John Loftus vs David Marshall: "Does Christianity Pass the Outsider Test for Faith?" Part 2

Here is Part 2 of my discussion/debate with David Marshall on the Unbelievable? podcast. LINK. Part 1 can be found here. Since Part 1 was aired last week I've written a three part review of David Marshall's book to be read here, seen in reverse chronological order. There the listener can see exactly why my last comment in Part 2 of this program was that Marshall's book is "entirely irrelevant to the evidence demanded for testing one's faith. And I find that even though Randal Rauser has switched sides apparently, by recommending this book...Marshall doesn't even understand the problem." Now aside from what I've written earlier about Marshall's book, there are three more important things to say about it.

Things concerning the first. Marshall amasses a lot of facts with regard to the good that Christians have done in the world. His argument in a couple of chapters goes as follows: Christians have done X. X is good. X was done because of Christianity. He confuses correlation with causation, a known informal fallacy. I could dispute many of his examples, but even if not, there is no causation here simply because there is a correlation. He never even attempted to argue there is causation, for it would require more than merely saying Christians did X.

Things concerning the second. Marshall is a hypocrite. Now I don't take pleasure in saying this or anything else I consider to be the truth. But he is.
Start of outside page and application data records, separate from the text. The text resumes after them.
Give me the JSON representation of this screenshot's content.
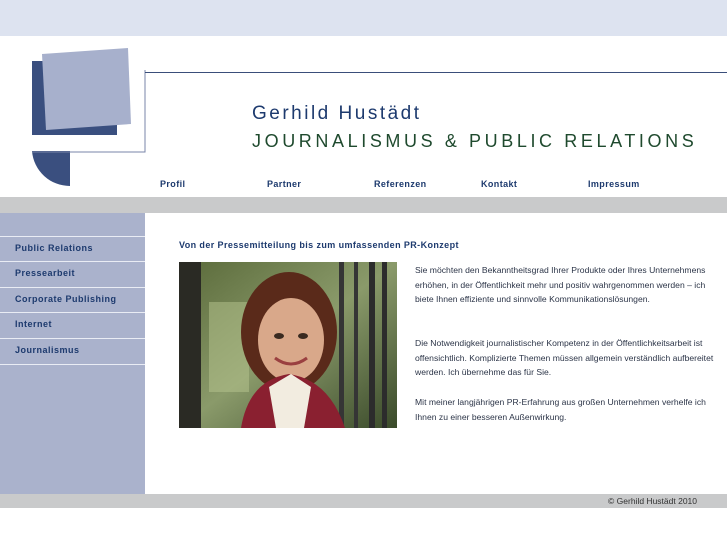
{
  "header": {
    "name": "Gerhild Hustädt",
    "tagline": "JOURNALISMUS & PUBLIC RELATIONS"
  },
  "nav": {
    "items": [
      "Profil",
      "Partner",
      "Referenzen",
      "Kontakt",
      "Impressum"
    ]
  },
  "sidebar": {
    "items": [
      "Public Relations",
      "Pressearbeit",
      "Corporate Publishing",
      "Internet",
      "Journalismus"
    ]
  },
  "main": {
    "heading": "Von der Pressemitteilung bis zum umfassenden PR-Konzept",
    "paragraphs": [
      "Sie möchten den Bekanntheitsgrad Ihrer Produkte oder Ihres Unternehmens erhöhen, in der Öffentlichkeit mehr und positiv wahrgenommen werden – ich biete Ihnen effiziente und sinnvolle Kommunikationslösungen.",
      "Die Notwendigkeit journalistischer Kompetenz in der Öffentlichkeitsarbeit ist offensichtlich. Komplizierte Themen müssen allgemein verständlich aufbereitet werden. Ich übernehme das für Sie.",
      "Mit meiner langjährigen PR-Erfahrung aus großen Unternehmen verhelfe ich Ihnen zu einer besseren Außenwirkung."
    ]
  },
  "footer": {
    "copyright": "© Gerhild Hustädt 2010"
  },
  "colors": {
    "top_band": "#dde3f0",
    "logo_dark": "#3a4f7f",
    "logo_light": "#a7b0cc",
    "sidebar": "#aab2cc",
    "gray_band": "#c9cacb",
    "nav_text": "#1d3a6e",
    "tagline_text": "#1f4a2e"
  },
  "icons": {
    "logo": "overlapping-squares-logo",
    "photo": "portrait-photo"
  }
}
He wants to have his cake and eat it too. For he criticized my anthology Christianity Is Not Greatbecause we didn't tell readers all of the good things Christians have done. Our focus was on the harms of Christian faith. This focus was justified since many Christians are beating the drum day and night about how great Christianity is, like Marshall himself. As I said earlier in response:
Consider my book one that tells the rest of the story. It really hasn't been told before, not by Christian apologists like Marshall. It represents the corrective to their non-objective telling of Christian history. So they shouldn't complain about this to us. If they had told the whole story of the church, we wouldn't have to do so. We're under no obligation to tell the other side of the story when they refuse to tell the side we're telling.
So when I saw this book of Marshall's you can imagine my surprise when he did exactly what I said apologists like him do. They don't tell the whole story. Well, okay, I wasn't surprised. This is typical Christian apologetics. Just like when it comes to prayer, where Christians count the hits and discount the misses, Christians also count the good things Christians do and discount the bad things they do. They cannot continue doing this if they want intellectual respectability. Anything that Christians do which is good cannot be attributed to Christianity, if anything that a large number of Christians do which is bad is not to be attributed to Christianity.

This is the same viewpoint of Karen Armstrong, who argues the harms done in the name of Allah, for instance, don't have anything to do with Islam because, by definition, prior to examining the objective evidence itself, a true religion does no harm. She knows this by faith, not evidence, the very thing about religion that causes so much harm in our world in the first place! That's why I say faith itself is the problem. It's a pretend game played by intellectual children. In this make-believe game of hers, she arbitrarily absolves religion from all moral criticism. Of course, she neglects to see the truth, for hers is a religion also, and her religion is doing harm. The nature of that harm is hard to see but it's certainly there. For the true nature of the problem with militant Islam is in not recognizing it as a religion. Only by recognizing the problem can we develop helpful responses to it. Since she's in denial her non-response is sure to end up costing more lives in the end, the very thing she says religion doesn't do.

Things concerning the third. Marshall didn't write a balanced book. He could have, and by doing so he would show me how it's to be done right. He could have told the other side of the story. He didn't write about the contributions to society by non-believers agnostics and atheists, something like the following video. Watch and consider it. We are atheists and our name is Legion. The question Marshall needs to answer is why he thinks the good that Christians do is evidence for his faith, but the good that atheists do is not evidence for atheism.